Convex queries and mutations are already callable functions with typed schemas. They have names, input validation, and return structured data. Wrapping them as MCP tools is a natural fit — you are essentially exposing your existing backend functions through a standard protocol.

Exposing Convex queries as MCP resources

Convex queries (read-only functions) map naturally to MCP resources. A query that returns a list of notes becomes an MCP resource that models can read without side effects:

// Conceptual: Convex queries as MCP resources
const mcp = new McpServer(components.mcp, {
  resources: {
    listNotes: {
      handler: api.notes.list,
      description: "List all saved notes",
    },
    getNote: {
      handler: api.notes.getById,
      description: "Get a specific note by ID",
    },
  },
});

Exposing Convex mutations as MCP tools

Convex mutations (write operations) map to MCP tools — functions that the model can call to take actions:

// Conceptual: Convex mutations as MCP tools
const mcp = new McpServer(components.mcp, {
  tools: {
    createNote: {
      handler: api.notes.create,
      description: "Create a new note with title and content",
    },
    searchNotes: {
      handler: api.notes.search,
      description: "Search notes by keyword",
    },
  },
});

Authentication: connecting MCP server credentials to Convex auth

When an external AI tool connects to your Convex MCP server, it needs authentication. The MCP server must validate credentials and map them to Convex user identities. This ensures that external models only access data the connecting user is authorized to see — maintaining the same security boundaries as your regular application.

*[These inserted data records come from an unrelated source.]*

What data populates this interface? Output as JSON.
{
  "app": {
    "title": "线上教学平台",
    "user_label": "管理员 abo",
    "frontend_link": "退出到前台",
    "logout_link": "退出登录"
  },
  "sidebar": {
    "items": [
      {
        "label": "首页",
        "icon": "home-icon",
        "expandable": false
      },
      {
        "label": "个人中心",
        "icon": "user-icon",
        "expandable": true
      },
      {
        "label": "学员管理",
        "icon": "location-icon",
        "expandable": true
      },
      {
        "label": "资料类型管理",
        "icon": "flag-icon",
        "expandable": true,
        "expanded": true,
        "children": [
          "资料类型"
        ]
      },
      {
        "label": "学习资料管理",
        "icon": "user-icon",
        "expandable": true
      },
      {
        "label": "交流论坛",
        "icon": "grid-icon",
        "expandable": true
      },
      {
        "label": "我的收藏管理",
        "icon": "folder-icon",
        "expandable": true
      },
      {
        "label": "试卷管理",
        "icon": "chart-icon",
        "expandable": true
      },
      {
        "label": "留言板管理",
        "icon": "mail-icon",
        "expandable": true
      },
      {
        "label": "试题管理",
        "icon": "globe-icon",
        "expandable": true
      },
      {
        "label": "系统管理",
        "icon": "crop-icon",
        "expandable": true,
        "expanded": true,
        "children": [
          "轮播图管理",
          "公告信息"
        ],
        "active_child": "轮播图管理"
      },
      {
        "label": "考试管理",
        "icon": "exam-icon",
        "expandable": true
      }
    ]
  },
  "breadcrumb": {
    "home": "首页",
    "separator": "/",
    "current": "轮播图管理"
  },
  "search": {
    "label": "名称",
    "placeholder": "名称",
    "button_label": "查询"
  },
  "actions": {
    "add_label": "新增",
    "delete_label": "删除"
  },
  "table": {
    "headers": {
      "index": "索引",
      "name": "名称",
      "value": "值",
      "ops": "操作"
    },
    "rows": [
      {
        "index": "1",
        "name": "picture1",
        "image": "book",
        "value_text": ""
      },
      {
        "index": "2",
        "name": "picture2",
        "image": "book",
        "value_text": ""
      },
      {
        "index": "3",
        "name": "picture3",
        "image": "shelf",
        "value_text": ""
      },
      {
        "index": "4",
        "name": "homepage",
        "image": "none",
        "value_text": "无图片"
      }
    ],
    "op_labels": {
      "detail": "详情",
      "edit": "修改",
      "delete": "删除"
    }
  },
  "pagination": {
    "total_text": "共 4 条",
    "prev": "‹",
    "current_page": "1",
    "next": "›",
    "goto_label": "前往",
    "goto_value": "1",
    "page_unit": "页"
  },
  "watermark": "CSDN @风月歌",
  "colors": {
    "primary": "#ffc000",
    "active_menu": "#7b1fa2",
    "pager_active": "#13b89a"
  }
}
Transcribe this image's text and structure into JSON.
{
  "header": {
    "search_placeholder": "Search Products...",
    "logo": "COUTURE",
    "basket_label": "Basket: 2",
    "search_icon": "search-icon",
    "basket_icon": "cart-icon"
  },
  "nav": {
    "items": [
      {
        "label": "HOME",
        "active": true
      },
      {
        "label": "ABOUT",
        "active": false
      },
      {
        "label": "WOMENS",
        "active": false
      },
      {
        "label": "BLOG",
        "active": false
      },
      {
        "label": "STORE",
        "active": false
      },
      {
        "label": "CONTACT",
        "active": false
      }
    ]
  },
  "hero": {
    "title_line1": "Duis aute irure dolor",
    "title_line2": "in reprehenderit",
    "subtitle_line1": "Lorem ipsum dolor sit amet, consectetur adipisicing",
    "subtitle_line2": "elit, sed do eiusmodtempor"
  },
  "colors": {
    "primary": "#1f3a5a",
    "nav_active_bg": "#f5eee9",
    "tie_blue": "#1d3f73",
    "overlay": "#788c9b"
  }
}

MCP vs Native Tool Calling

Native tool calling: in-process, lower latency, full Convex context

The tool calling you built in Module 7 is native: tools run in the same process as your application, have direct access to the Convex runtime context, and execute with minimal overhead. Latency is low because there is no inter-process communication. You have full access to ctx.runQuery(), ctx.runMutation(), and all Convex features.

MCP: out-of-process, shareable across apps, standardized discovery

MCP tools run in a separate process (the MCP server). The client and server communicate over stdio or HTTP, which adds latency. But MCP provides something native calling does not: standardization and shareability. An MCP server can be used by Claude Desktop, Claude Code, Cursor, or any MCP-compatible client without modification.

When MCP adds value

• Reusing tools across multiple applications: If you want the same tools available in your web app, in Claude Desktop, and in your CI pipeline, build one MCP server instead of three native integrations.
• Exposing tools to external clients: If partners or users need to connect their AI tools to your backend, MCP provides a standard interface.
• Leveraging the MCP ecosystem: Hundreds of pre-built MCP servers exist for databases, search engines, productivity tools, and developer services. Using MCP means you can plug into this ecosystem instead of building custom integrations.

When native is better

• Single-app internal tools: If the tools are only used within one application and will not be shared, native calling is simpler and faster.
• Low-latency requirements: MCP adds inter-process communication overhead. For real-time applications where tool execution latency matters, native calling wins.
• Deep Convex integration: When tools need rich interaction with Convex internals (reactive queries, real-time subscriptions, complex transaction chains), native calling provides direct access that MCP cannot match.